Saturday night I went to see another Orioles game (2nd one this week) with Sitcom Kelly and her Sitcom Sister and Brother-in-Law. Going to the games is getting to be pretty commonplace, I agree, but this time, against the Seattle Mariners, we got to use Sitcom Kelly’s Mom’s company seats, 10 rows behind home plate.
A reasonable person might not have gone, just because of the weather. It rained all afternoon on Saturday, but after examining the weather maps and calculating all possible scenarios, I decided to go and use my sure-fire rain prevention method. I brought an umbrella. I used it to get from my car to the subway station, and then I barely felt a drop for the rest of the night. Works every time.
This was most UNLIKE the time in 2010 when she and I saw the Mariners from Sitcom Mom’s seats, when it drizzled all night. I wrote about it here.
On the way down to the ballpark, I had to pass the convention center where the Brony convention is going on. Between coming to and leaving from the park, I probably passed about a dozen Bronies. I was hoping for something a little more colorful, but all practically the same: 18-22 year old, pale, skinny guys with dark hair and black t-shirts. They looked like they got lost on the way to a Twilight convention. Did Edward Cullen make a guest appearance on “My Little Pony?” (Only one guy broke the mold… he had sandy hair and was much chunkier.)
If I had Misty’s secret ninja camera skills, I would have gotten some pictures. But my camera is an actual camera and not a cell phone, and I’d have hated to make them look any mopier than they already did.

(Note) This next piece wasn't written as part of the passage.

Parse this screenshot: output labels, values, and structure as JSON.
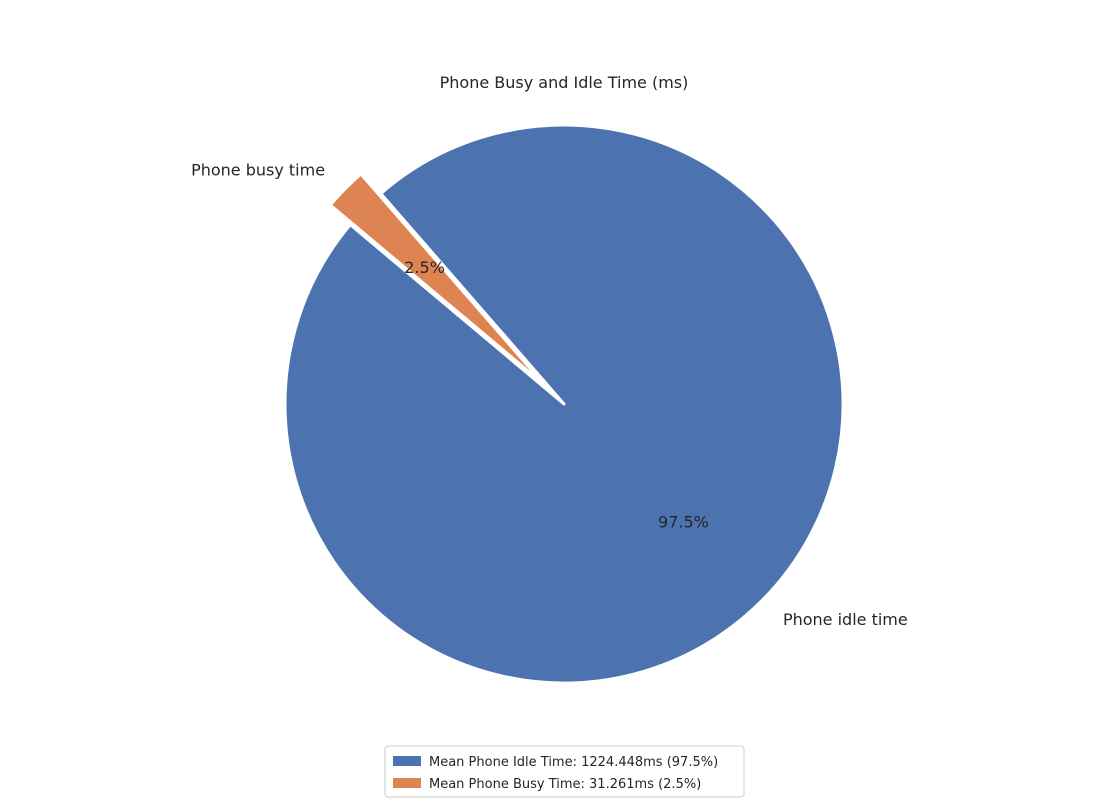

I met up with everyone at The Bullpen, where SK and I are “VIPs.” Luckily, they got there before I did and were able to grab a table for four, so we didn't have to stand around and drink.
At one point, Sitcom Sister and her husband got up to go grab a bite from the street vendors, when we noticed something wrong with the table. At the same time, both SK and I stopped leaning forward on the table and the damn thing nearly toppled over. It was almost like a whole leg was missing. I took a look and there was about a 3-inch gap between the end of the leg and the floor. That put the table at such a severe angle, it looked like a piece of furniture from Tim Burton’s house.
Luckily, I’m a rather inventive problem solver, and came up with this fix:
I made the mistake of pre-crushing the Lite can a little too much, so I had to add a 16-oz Natty Boh to make up the difference. Eventually, the bar staff noticed our fix, and then promptly found a screw-in footer for the table leg, which had been kicked out. They admired our solution and said they’d fix the table later. No wonder they gave us those VIP cards!
One of the best parts of getting Sitcom Mom’s seats is that they’re padded! All the lower bowl seats between 3rd base and 1st are nicely padded. It’s ironic, because I’d think that anyone with enough disposable income that they can afford these season tickets probably have enough padding on their ass. Then again, they can probably afford personal trainers as well. Regardless, I enjoyed the comfort.
This was our basic view:
One little fella was having a grand time sitting up so close. In fact, I think he thought he was backing up the catcher.
It’s definitely cool to sit up that close. You can see the ball break and hear it hiss through the air until it pops the catcher’s mitt. The only downside is the netting. It completely kills what would be some very grand action shots.
Another cool thing about this area is that team scouts sit there. At least I think they’re team scouts… they keep score, take notes, use hand-timers, and none of them wear team gear. I don’t think there are many people who do all that for shits and giggles.
|I saw at least four. The scout whose head you can’t see is holding a hand-timer. Plus, you can see the guy who operates the scoreboard readout that tells you what kind of pitch it was. He punches it into the little machine sitting on the wall.|
The game was pretty entertaining, in that there were 6 home runs hit. Unfortunately, the Mariners hit 4 of them, against the Orioles’ 2. Still, the O’s kept clawing back, with an especially nice rally after their manager Buck Showalter got tossed from the game for arguing balls and strikes from the dugout. We had a great spot to watch the fireworks. Unfortunately, we weren't close enough to hear what was being said.
The Orioles were down by two in the eighth, when Seattle hit their last home run, to go up by four. That was the signal for most to leave the park for the night.
We stuck it out, but our presence didn't do any good, and the Birds went down in flames, 8-4. I blame my orange Chris Davis jersey, which I hadn't worn before. I’ll give it another shot in 2 weeks, before I hang it up for the season.